一人になって、しばらく歩いて行くと、側面が鏡張りの様な未来派のビルがあって、そのわきに、広い公園があった。私は、ここにテントを張ることにした。
見渡すと、川沿いのベンチで、学生服のアベックが、今と未来に寄り添っていた。私は彼たちが、永遠の愛にあこがれているんだろうなぁ、と思う。いつもどこかで繰り返される、男と女のドラマが始まっている。

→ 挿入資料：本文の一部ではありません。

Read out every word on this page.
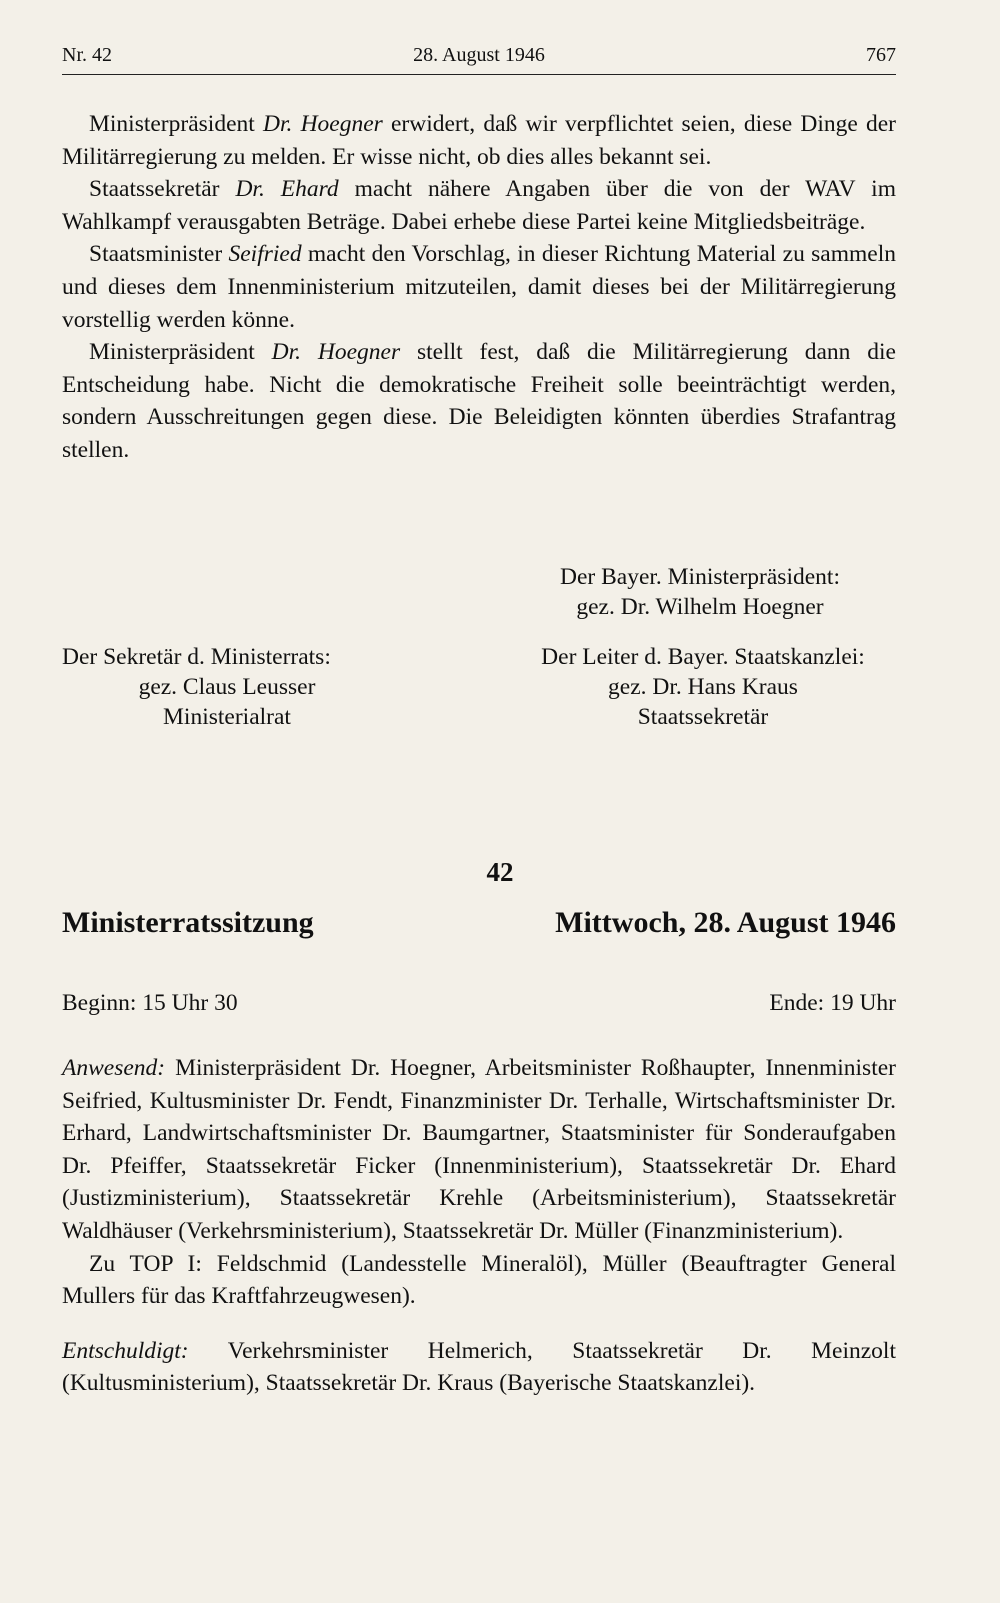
Nr. 42	28. August 1946	767

Ministerpräsident Dr. Hoegner erwidert, daß wir verpflichtet seien, diese Dinge der Militärregierung zu melden. Er wisse nicht, ob dies alles bekannt sei.

Staatssekretär Dr. Ehard macht nähere Angaben über die von der WAV im Wahlkampf verausgabten Beträge. Dabei erhebe diese Partei keine Mitgliedsbeiträge.

Staatsminister Seifried macht den Vorschlag, in dieser Richtung Material zu sammeln und dieses dem Innenministerium mitzuteilen, damit dieses bei der Militärregierung vorstellig werden könne.

Ministerpräsident Dr. Hoegner stellt fest, daß die Militärregierung dann die Entscheidung habe. Nicht die demokratische Freiheit solle beeinträchtigt werden, sondern Ausschreitungen gegen diese. Die Beleidigten könnten überdies Strafantrag stellen.

Der Bayer. Ministerpräsident:
gez. Dr. Wilhelm Hoegner
Der Sekretär d. Ministerrats:
gez. Claus Leusser
Ministerialrat
Der Leiter d. Bayer. Staatskanzlei:
gez. Dr. Hans Kraus
Staatssekretär
42
Ministerratssitzung	Mittwoch, 28. August 1946
Beginn: 15 Uhr 30	Ende: 19 Uhr

Anwesend: Ministerpräsident Dr. Hoegner, Arbeitsminister Roßhaupter, Innenminister Seifried, Kultusminister Dr. Fendt, Finanzminister Dr. Terhalle, Wirtschaftsminister Dr. Erhard, Landwirtschaftsminister Dr. Baumgartner, Staatsminister für Sonderaufgaben Dr. Pfeiffer, Staatssekretär Ficker (Innenministerium), Staatssekretär Dr. Ehard (Justizministerium), Staatssekretär Krehle (Arbeitsministerium), Staatssekretär Waldhäuser (Verkehrsministerium), Staatssekretär Dr. Müller (Finanzministerium).

Zu TOP I: Feldschmid (Landesstelle Mineralöl), Müller (Beauftragter General Mullers für das Kraftfahrzeugwesen).

Entschuldigt: Verkehrsminister Helmerich, Staatssekretär Dr. Meinzolt (Kultusministerium), Staatssekretär Dr. Kraus (Bayerische Staatskanzlei).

あのね、君たちのあこがれている、永遠の愛はね、透明な命から出てくるものでね、心のいろんな事を全部通り越して、全部流してから、自分自身の中に、透明な正しい動きとして現れてくるのね、そして感じるのね。本当の人生を。・・・・・うん。合掌。南無大師遍照金剛。一日中御真言を唱える。・・・
それにしても、わしゃ、一人じゃ。ははっ。一人で死んだら、ゴミかぁ。・・・ゴミなら、洗って、綺麗になろうと、ちかくの風呂屋に行って、体重を測ったら、五キロ痩せていた。ちょっといいかも。・・・つづく。